本文选题：车载网络　切入点：节点移动性　出处：《国防科学技术大学》2014年硕士论文　论文类型：学位论文

【摘要】：车载自组织网络(Vehicular Ad Hoc Networks)简称VANET。VANET被认为在将来的智能交通系统的重要组成部分,被认为通过整合ad hoc网络、WLAN和蜂窝技术能够提升交通安全和交通效率。在车载网络中,装备有专用短程通讯设备的车辆可以直接或间接地与其他车辆通信,也可以与路边设施交换信息,基于此,车载网络可以提供很多服务,比如:车辆碰撞预警、实时交通情况报告等等。

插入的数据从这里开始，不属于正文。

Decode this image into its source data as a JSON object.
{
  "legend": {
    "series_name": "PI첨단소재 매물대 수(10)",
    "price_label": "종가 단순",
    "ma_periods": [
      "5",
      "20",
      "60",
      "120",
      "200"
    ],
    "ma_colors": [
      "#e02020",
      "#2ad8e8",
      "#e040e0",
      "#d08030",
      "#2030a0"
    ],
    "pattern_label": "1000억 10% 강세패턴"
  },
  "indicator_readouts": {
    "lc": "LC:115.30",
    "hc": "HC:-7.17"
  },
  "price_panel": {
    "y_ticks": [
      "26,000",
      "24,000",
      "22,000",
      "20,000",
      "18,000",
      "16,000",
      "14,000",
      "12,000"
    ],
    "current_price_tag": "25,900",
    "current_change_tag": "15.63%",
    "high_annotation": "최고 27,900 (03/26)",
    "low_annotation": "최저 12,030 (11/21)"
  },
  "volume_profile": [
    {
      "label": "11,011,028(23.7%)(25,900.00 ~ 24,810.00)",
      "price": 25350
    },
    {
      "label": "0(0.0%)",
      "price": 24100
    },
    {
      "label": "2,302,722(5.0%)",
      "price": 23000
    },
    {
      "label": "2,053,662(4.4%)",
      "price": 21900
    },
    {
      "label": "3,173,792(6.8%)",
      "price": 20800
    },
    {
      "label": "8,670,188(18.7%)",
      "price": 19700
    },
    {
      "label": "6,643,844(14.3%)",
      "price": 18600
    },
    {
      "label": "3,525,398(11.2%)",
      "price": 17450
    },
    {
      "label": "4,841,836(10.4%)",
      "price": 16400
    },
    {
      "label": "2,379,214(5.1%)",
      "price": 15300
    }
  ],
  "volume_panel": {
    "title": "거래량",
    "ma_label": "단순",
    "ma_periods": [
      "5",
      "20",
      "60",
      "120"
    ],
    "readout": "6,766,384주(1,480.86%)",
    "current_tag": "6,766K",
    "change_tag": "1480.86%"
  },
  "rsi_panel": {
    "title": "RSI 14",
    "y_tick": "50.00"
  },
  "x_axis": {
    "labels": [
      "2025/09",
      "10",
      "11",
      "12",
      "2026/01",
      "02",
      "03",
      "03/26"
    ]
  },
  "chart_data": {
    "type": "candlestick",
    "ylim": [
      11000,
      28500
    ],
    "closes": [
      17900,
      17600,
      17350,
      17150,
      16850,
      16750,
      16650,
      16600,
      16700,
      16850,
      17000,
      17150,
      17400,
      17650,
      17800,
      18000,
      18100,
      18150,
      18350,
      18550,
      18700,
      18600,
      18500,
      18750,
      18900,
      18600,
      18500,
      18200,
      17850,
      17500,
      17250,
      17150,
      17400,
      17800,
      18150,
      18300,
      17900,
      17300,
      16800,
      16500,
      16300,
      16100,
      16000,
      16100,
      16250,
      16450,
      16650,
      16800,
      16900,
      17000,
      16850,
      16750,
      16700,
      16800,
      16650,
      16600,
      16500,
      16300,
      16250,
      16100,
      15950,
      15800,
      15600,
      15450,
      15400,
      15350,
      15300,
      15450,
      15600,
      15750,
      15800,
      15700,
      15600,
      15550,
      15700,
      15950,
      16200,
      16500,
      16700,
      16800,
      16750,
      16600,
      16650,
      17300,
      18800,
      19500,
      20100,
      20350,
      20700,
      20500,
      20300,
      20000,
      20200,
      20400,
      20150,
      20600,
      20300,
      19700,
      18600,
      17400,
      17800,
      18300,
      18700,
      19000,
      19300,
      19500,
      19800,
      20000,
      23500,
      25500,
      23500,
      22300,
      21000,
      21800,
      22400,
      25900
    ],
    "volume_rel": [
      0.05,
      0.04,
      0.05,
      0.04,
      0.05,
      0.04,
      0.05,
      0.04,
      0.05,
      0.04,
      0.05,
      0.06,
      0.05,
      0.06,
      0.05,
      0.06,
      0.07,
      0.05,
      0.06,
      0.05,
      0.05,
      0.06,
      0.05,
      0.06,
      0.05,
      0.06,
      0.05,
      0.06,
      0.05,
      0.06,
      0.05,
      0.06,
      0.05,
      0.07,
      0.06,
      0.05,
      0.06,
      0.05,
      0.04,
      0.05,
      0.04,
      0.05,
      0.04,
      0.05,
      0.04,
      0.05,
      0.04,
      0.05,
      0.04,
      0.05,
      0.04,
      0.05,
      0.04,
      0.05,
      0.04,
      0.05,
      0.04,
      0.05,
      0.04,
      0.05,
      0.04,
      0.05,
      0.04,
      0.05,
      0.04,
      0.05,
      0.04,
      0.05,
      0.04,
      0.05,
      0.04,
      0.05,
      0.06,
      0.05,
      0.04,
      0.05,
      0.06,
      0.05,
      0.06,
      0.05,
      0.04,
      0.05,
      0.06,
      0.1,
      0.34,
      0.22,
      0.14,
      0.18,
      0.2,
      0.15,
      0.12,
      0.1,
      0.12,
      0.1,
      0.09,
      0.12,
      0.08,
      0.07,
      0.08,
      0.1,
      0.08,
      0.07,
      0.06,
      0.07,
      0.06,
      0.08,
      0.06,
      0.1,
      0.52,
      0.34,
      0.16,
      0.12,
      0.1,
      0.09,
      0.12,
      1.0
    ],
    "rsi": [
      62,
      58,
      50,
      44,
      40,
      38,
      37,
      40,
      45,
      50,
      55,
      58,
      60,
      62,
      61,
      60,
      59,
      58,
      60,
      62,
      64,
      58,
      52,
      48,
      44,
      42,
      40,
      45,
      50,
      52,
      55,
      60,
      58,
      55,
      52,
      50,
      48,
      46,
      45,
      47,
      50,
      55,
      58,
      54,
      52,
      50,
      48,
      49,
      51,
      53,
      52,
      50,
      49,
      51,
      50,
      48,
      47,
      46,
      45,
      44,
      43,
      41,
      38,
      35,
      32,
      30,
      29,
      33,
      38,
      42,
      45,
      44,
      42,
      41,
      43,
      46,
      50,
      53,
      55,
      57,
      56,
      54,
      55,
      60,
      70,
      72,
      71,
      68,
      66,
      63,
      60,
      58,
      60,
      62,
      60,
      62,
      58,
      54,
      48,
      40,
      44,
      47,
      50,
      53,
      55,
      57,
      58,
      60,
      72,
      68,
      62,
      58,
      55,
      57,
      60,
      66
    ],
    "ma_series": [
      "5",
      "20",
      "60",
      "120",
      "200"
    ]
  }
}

对于大多数基于车载网络的应用而言,端到端的数据通信传输的延迟时间和投递率是制约应用性能的主要瓶颈,这依赖于车辆的移动性特征,特别是车辆高速移动造成的网络拓扑动态变化,传统的对于网络拓扑的研究主要基于理论模型,但理论模型依赖于很强的前提假设,这与现实情况完全不符。随着近年来大规模车辆实验的部署,为现实条件下车载网络拓扑的研究提供了可能。本文基于旧金山和深圳的出租车轨迹数据集,对城市环境下车载网络节点移动性和网络拓扑进行分析,并提出了路由策略。我们首先对数据集和数据特征做了简单介绍,并给出了节点移动性特征的重要指标:联系间隔时间、剩余联系间隔时间及节点的度中心性。我们发现联系间隔时间的分布大致符合指数分布特征。接着我们给出了节点度的分布特征和两跳邻居节点的度的一些特征,最后给出了等待时间降低比例(WTR)和好点比例(GNR)的定义,并利检验了三种简单策略下的WTR和GNR,分析了节点的不确定性对车辆传输延迟的影响。接着我们将网络抽象成为一个带有时间戳的无向图,利用数据集来探索了车辆连通分支的时空变化特征,我们发现整个网络由大量的连通分支(Connected Component,CC)构成,绝大多数CC中所包含的节点数目非常小,但是最大的CC包含了网络中相当大一部分节点,甚至可以达到80%,而且在交通高峰和低潮时段最大CC的车辆数目变化并不明显,进一步,我们提出了连通分支稳定性的概念,来衡量节点成员的变化程度,发现当半径足够大的时候最大连通分支表现相当稳定,然后我们提出了连通分支位置独立性的概念,找到了最大连通分支的覆盖范围,为静态节点的部署提供了依据。最后我们引入了复杂网络中的经典算法k-核分解法,来找到了最大连通分支的k-核。最后我们设计了最先相遇K策略(FMK)和基于剩余相遇间隔时间的路由策略(RICT),并对路由策略的性能进行测试,同时我们得出了端到端的数据传输与S-D节点对的初始地理位置是独立的,比较发现RICT有着较好的性能。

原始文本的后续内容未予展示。